Case Study
ETL Modernization on AWS Platform

About the Client

The client is an American mass media and entertainment conglomerate that focuses on the development, production, and marketing of entertainment, news, and information to a global audience

Challenge

  • With the abundant inflow of data, the client kept on adding columns to their process. Therefore, they had to update the code every day. Making changes to the raw language is like handling a double-edged sword: it increases the probability of committing mistakes.
  • Configuring the cluster was time-taking as the client couldn’t measure the effectiveness of the configuration.
  • The monitoring perspective didn’t have any control. Once a job is started, the client was depending on the emails to know which brand is running or which job is completed. But, under the hood, the client hardly knows which task is running.

Solution Highlights

Initially, we had to migrate from PySpark code to SnapLogic eXtremePlex.

We developed the application using Python and took advantage of Apache Spark API that can translate the python code to any language as and when needed to communicate with other systems. The written Python code is submitted to the EMR cluster.

When SnapLogic eXtreme is embedded, it offered a facility that enabled the client to embed the Spark code to your SnapLogic GroundPlex. Whenever the client needed the code, they can use the EMR. When they don’t need the code, they can process the data through a normal AWS EC2 machine at less cost. Thus, it delivers more value to the client.
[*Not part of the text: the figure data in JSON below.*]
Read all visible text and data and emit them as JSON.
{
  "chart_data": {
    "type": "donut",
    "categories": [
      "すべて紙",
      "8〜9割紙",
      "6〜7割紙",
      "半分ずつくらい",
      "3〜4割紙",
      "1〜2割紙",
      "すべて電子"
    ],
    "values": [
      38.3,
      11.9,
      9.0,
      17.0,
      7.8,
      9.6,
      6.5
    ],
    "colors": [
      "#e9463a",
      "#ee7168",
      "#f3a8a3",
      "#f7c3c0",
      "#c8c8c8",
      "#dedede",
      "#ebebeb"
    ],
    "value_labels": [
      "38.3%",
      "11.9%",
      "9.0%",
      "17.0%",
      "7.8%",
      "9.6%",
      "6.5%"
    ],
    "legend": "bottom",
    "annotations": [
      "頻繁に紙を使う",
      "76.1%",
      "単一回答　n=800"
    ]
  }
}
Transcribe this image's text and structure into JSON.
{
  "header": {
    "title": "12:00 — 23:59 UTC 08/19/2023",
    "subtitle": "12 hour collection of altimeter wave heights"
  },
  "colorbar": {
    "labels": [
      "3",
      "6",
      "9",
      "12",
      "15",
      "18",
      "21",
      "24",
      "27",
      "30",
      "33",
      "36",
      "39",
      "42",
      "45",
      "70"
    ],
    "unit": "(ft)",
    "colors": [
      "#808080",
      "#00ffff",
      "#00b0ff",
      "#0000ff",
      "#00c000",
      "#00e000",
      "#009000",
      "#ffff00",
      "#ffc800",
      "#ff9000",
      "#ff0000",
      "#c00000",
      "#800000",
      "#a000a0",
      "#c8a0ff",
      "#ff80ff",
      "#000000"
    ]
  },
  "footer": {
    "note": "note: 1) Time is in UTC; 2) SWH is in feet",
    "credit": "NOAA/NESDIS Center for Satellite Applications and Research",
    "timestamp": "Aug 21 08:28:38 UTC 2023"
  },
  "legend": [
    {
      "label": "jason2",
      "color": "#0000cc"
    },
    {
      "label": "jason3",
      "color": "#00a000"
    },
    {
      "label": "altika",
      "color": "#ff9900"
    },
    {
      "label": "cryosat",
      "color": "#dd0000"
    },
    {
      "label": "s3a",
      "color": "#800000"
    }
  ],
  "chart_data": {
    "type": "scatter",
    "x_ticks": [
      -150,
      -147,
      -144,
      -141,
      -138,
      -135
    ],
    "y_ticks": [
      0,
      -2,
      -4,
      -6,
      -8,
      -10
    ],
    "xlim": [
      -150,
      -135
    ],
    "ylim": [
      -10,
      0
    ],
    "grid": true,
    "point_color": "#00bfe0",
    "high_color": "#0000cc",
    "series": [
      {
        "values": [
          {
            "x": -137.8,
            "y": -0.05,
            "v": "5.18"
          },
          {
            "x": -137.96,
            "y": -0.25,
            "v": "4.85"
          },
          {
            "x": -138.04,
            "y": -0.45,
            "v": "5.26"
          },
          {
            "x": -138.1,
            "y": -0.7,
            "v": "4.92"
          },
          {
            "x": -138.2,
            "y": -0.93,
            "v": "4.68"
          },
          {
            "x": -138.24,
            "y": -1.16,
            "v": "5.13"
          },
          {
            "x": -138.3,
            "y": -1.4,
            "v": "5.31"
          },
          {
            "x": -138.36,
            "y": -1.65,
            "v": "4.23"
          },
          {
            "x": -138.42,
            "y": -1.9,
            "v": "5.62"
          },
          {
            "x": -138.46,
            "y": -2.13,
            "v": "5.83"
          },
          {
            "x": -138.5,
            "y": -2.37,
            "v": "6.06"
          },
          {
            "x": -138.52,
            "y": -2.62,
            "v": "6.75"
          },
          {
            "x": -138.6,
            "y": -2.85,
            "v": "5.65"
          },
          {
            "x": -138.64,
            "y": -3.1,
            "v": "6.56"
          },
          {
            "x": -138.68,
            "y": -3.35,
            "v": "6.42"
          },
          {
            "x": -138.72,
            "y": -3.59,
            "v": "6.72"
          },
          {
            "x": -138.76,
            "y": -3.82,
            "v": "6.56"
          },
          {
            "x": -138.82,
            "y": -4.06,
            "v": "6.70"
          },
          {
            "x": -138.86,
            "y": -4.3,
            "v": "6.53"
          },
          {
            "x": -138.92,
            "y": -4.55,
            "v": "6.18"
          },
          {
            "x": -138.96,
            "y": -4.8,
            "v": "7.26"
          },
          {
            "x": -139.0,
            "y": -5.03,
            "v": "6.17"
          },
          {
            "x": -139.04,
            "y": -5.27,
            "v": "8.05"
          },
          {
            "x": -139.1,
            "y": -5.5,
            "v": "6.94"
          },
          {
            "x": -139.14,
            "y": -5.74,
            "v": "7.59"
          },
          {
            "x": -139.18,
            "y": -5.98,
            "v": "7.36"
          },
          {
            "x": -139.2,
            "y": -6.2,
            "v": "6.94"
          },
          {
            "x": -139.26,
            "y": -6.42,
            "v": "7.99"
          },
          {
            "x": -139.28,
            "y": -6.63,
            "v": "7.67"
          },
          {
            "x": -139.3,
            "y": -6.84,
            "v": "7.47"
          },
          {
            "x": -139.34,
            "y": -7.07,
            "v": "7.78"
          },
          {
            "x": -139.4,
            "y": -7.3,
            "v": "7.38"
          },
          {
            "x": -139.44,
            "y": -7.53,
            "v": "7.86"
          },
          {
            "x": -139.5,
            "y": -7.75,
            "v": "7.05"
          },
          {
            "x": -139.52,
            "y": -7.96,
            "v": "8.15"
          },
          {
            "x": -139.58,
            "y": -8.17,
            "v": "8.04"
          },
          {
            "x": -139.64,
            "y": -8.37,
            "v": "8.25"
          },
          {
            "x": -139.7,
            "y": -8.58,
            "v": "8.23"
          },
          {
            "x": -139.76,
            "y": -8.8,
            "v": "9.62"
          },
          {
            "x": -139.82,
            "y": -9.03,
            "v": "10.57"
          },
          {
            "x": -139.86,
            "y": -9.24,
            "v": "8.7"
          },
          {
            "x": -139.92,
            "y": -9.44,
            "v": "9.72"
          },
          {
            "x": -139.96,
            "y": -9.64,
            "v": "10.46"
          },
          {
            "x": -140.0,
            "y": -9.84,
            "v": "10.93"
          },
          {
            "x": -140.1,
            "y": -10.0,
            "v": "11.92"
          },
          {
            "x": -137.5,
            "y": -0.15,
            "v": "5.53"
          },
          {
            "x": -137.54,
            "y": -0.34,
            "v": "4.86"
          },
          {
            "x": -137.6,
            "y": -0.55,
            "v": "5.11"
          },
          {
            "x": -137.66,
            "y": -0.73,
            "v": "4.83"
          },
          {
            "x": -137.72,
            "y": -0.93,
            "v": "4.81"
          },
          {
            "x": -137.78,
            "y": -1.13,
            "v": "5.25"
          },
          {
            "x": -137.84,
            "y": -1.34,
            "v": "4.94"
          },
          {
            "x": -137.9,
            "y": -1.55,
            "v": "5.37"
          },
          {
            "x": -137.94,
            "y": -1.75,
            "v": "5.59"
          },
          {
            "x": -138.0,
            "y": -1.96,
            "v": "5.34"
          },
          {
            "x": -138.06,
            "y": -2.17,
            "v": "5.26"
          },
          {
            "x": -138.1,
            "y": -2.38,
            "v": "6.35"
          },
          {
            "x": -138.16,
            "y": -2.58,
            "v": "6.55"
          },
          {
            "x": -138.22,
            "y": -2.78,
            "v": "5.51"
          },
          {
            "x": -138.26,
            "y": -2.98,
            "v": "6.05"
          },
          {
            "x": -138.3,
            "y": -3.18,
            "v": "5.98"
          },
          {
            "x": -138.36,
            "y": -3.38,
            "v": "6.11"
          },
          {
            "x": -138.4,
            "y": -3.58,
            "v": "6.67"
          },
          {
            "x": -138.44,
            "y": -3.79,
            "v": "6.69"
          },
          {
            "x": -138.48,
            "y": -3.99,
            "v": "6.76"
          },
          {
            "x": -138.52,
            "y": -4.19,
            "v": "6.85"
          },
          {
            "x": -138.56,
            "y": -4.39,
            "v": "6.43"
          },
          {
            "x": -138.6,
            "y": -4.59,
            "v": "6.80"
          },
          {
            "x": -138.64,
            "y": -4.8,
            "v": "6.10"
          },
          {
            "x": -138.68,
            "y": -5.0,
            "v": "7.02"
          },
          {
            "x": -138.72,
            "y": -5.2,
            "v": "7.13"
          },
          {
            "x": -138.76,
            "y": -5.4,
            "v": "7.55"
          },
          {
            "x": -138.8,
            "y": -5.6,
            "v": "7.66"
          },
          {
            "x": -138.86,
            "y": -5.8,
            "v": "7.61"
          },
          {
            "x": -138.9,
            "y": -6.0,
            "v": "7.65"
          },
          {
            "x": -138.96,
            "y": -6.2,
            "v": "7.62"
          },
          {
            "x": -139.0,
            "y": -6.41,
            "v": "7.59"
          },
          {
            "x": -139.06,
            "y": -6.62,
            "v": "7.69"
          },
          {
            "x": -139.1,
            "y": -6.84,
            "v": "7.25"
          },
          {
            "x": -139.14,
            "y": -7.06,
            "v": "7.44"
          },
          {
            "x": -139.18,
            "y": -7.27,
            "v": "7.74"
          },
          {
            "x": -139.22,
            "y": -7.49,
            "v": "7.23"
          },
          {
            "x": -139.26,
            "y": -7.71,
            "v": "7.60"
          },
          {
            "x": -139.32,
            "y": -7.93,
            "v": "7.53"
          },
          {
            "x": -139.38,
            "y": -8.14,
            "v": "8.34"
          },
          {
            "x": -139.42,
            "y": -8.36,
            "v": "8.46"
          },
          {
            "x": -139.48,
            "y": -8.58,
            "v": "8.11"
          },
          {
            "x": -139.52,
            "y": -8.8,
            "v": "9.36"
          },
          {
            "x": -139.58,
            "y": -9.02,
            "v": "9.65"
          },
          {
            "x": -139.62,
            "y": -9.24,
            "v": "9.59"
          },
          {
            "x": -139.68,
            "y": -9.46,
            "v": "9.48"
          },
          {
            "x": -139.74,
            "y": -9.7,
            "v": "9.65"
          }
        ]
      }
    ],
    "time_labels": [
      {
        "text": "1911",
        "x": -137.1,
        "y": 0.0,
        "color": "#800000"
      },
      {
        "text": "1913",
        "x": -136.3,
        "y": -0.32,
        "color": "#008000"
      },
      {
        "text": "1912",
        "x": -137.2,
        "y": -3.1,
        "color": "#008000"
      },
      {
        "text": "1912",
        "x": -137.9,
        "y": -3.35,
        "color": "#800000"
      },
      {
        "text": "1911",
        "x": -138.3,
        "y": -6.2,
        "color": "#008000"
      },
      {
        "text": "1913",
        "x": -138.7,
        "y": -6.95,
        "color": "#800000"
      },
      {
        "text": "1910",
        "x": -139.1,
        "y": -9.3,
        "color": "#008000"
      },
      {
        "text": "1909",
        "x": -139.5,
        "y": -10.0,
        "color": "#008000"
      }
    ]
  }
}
Firstly, the monitoring facility delivered great value to the client. Secondly, the development of code is quick and easy with SQL. Thirdly, it is SnapLogic-based, and it doesn’t require new programming languages because only the working knowledge is needed in terms of attaching the Snaps with respect to logic and it is quick, reliable, and easy. Finally, without having much experience in the EMR configuration part, it is possible to execute the PySpark code through eXtreme in an effective way that yields great performance.

Industry
  • Mass Media
  • Entertainement
Exptertise
  • Data Engineering
  • Big Data
Technologies Used
  • Python
  • AWS
  • EMR
  • Sickle
  • SnapLogic Xtreme
  • GroundPlex

Software Architecture

Business Benefits
  • The client achieved superior performance, simplicity, and maintaining the proper versioning of the code.
  • If the process is getting failed in any step, it can be resumed from that step without reaching the exact developer who developed this code. Any monitoring personnel can understand the reason behind the failure of the code/job and identify the problem behind the failure. S/He can investigate the problem, go through the documentation and follow the prescribed steps to correct the data and start from the beginning without having second thoughts such as data duplication, reiteration of the process, and so on. These things can be avoided in this architecture.
  • Provided a dashboard where:
    • The client gets an edge on monitoring side.
    • How each pipeline is running, total time elapsed in running a pipeline, at what time it got executed, how many more data left for processing, and how much can it process further.
    • Detailed information on the dashboard.
    • Dashboard provides performance data for the last 3 months.
  • Since it is cloud-based, the client doesn’t have to install any third-party software, and can install it in their machine, where their cloud-based tool can be incorporated and they can submit the job to their network through which they can get the results, and leverage their ETL tool in their network.